Sie beklagte erneut, dass es ihr nicht gelungen sei, mit Tilly selbst Kontakt aufzunehmen. Russland habe ihn international zur Fahndung ausgeschrieben, sagte sie.

Satiriker zeigt sich unbeeindruckt vom Urteil

Jetzt sei der Fall abgeschlossen, wenn nicht der Bildhauer selbst noch Kontakt aufnehme und darum ersuche, den Fall vor die nächste Instanz zu bringen, sagte Dudkina. Die Staatsanwaltschaft, die sich mit ihrer Strafforderung weitgehend durchgesetzt hatte, verzichtete auf Rechtsmittel.

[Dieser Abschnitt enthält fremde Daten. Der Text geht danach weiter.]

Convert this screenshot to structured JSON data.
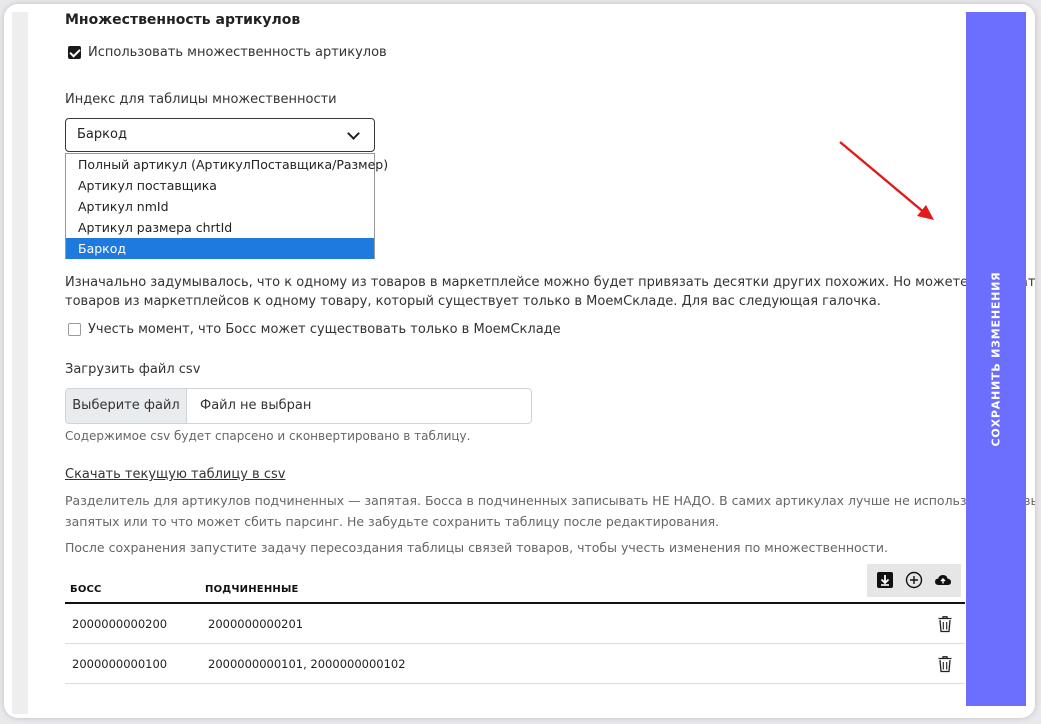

"Damit ist der Fall abgeschlossen. Ich sehe keinen Anlass, diesen absurden Schauprozess zu verlängern. Das Urteil ist ohnehin eine Farce. Es wird unsere satirische Arbeit im Karneval nicht beeinflussen. Wir machen weiter wie bisher", sagte Tilly auf Anfrage der Deutschen Presse-Agentur in Düsseldorf.

Tilly hatte immer wieder erklärt, dass er selbst von der russischen Justiz zu keinem Zeitpunkt informiert worden sei über die Ermittlungen gegen ihn. Mitarbeiter der Deutschen Botschaft beobachteten nun auch das Berufungsverfahren - wie den gesamten Gerichtsprozess in diesem Jahr. 

Erstmeldung am 9. Juni um 13.40 Uhr, Update um 13.55 Uhr.